Costs & verdict
Everyday costs, plus how reliable and safe it is
Costs, insurance groups, MPG and CO2
The Defender’s starting price is broadly in line with similar off-road-focused alternatives, including the Jeep Wrangler and Toyota Land Cruiser, along with premium large SUVs like the Audi Q5 and BMW X3. However, venture higher up the range and the Defender's price overlaps with those of many luxury SUVs, such as the larger Audi Q7 and Land Rover Discovery.
If you're a private cash buyer, the Defender's exceedingly slow predicted depreciation should help keep long-term costs respectable, while PCP finance rates are competitive. Check out the latest deals over at our New Car Buying service.
The Defender will prove more expensive to fuel than many alternatives. The D200 and D240 diesels officially emit at least 232g/km of CO2, and economy is far from impressive. In our real-world tests, the 110 D240 managed just 29.9mpg; an equivalent Audi Q7 or Volvo XC90 would prove far more frugal.

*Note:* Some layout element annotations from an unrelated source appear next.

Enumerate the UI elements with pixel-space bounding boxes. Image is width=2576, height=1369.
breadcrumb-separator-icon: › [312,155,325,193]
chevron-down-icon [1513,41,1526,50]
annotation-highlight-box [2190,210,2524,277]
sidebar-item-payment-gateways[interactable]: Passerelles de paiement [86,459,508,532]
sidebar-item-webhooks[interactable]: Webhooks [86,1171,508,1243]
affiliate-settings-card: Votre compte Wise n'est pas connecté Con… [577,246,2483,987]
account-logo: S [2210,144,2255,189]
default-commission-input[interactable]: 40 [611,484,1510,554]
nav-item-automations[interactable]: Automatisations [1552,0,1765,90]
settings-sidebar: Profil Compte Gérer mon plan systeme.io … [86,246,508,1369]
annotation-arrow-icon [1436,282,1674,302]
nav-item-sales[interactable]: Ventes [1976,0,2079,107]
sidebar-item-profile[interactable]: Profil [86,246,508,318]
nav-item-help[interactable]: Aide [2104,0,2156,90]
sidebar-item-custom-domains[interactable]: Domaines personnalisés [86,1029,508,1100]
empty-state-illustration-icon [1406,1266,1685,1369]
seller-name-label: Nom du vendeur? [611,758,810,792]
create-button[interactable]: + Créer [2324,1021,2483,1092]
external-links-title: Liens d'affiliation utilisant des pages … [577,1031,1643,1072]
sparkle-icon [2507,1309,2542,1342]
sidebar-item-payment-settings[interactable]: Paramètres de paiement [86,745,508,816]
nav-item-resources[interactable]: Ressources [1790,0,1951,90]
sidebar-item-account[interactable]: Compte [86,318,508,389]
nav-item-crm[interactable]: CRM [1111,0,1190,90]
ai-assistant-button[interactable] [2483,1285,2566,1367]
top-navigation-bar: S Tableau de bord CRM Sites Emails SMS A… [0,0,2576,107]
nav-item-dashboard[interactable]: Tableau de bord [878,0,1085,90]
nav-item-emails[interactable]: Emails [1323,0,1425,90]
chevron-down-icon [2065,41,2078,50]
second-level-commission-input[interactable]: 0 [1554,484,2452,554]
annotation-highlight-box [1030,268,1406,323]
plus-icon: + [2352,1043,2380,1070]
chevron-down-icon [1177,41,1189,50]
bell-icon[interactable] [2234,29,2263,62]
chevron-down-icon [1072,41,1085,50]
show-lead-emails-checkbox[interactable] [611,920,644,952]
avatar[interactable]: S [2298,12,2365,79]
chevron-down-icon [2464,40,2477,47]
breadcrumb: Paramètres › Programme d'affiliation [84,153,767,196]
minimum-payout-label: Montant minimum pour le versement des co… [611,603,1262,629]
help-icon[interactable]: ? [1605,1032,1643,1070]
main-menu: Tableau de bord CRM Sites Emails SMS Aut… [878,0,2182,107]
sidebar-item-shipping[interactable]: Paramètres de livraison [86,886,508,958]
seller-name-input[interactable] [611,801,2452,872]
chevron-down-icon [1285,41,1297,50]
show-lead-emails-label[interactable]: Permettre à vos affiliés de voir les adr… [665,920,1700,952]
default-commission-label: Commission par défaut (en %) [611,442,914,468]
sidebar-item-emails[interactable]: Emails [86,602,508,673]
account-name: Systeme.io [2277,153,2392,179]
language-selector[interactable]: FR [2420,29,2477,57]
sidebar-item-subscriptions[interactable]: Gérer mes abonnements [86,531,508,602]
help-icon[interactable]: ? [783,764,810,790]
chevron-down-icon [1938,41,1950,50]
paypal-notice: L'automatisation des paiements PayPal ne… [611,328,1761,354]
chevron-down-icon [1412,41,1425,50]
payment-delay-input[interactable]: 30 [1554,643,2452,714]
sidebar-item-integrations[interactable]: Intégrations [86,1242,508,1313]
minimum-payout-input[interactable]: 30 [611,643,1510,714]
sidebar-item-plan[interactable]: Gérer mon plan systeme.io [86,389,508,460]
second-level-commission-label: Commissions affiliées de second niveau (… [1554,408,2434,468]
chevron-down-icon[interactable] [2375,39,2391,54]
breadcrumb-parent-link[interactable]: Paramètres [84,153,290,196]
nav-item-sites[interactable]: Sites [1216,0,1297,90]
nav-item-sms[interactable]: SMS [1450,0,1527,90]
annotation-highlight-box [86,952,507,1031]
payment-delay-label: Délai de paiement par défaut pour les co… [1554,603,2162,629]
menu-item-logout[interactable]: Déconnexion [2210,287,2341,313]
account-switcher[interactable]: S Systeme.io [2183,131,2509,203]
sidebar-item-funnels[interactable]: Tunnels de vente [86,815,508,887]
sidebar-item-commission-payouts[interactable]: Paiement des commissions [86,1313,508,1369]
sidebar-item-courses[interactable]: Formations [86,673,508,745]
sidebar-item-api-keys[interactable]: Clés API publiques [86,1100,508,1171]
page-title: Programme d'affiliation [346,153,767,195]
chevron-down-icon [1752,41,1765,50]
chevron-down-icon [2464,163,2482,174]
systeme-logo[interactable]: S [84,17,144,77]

Equipment, options and extras
All Defenders come reasonably well equipped, so we reckon you can stick with the entry-level model and perhaps add a couple of options of your choosing. S is worth considering if you want alloy wheels and a slightly swankier interior, while SE adds useful extras such as keyless entry.
Pricier trims (HSE and upwards) are not worth the money unless you like loads of leather inside or a panoramic roof. If you're after luxury, though, we'd argue that similar-priced, road-biased luxury SUVs such as the Audi Q7 and BMW X5 make more sense.
In addition to the trim levels, buyers can also choose from four design packs to further customise the look of the Defender. Some are more city orientated and add glitzy 22in wheels; others are off-road inspired with features including a ladder, roof rack and off-road tyres. There's even a satin protective wrap for the bodywork; this protects the paintwork from scratches when off-roading.
This isn’t an area of strength for Land Rover. Indeed, the brand finished rock bottom (out of 31 manufacturers) in the 2020 What Car? Reliability Survey.
Fingers crossed that this latest Defender will break the mould and prove considerably more dependable than its brethren but, realistically, be prepared for some form of reliability issue and need to call on its three-year, unlimited-mileage warranty. That warranty, by the way, is not as long as you get with some large SUVs, most notably the Kia Sorento, which comes with a class-leading seven-year warranty.
Safety and security
The Defender hasn't yet been appraised for safety by Euro NCAP, but the Discovery on which it is based secured a five-star overall rating. That's reassuring. All trim levels come with lane-keeping assistance, traffic sign recognition (displaying the current speed limit on the dashboard) as well as automatic emergency braking (AEB), which automatically hits the brakes if it senses that a collision is imminent. This can even recognise pedestrians and cyclists.
Upgrade to SE trim and you also get blindspot monitoring, a clear exit monitor (to warn if you're about to swing open the door into the path of a cyclist) and rear cross-traffic alert, which warns you of approaching vehicles as you're reversing out onto a road. Meanwhile, range-topping HSE trim gets a dedicated Driver Assist Pack that, among other things, brings adaptive cruise control. This pack is optional on lower trims.
The outermost second-row seats in all Defenders have Isofix mounting points, but you'll need to go for SE trim or above to get Isofix on the front passenger seat.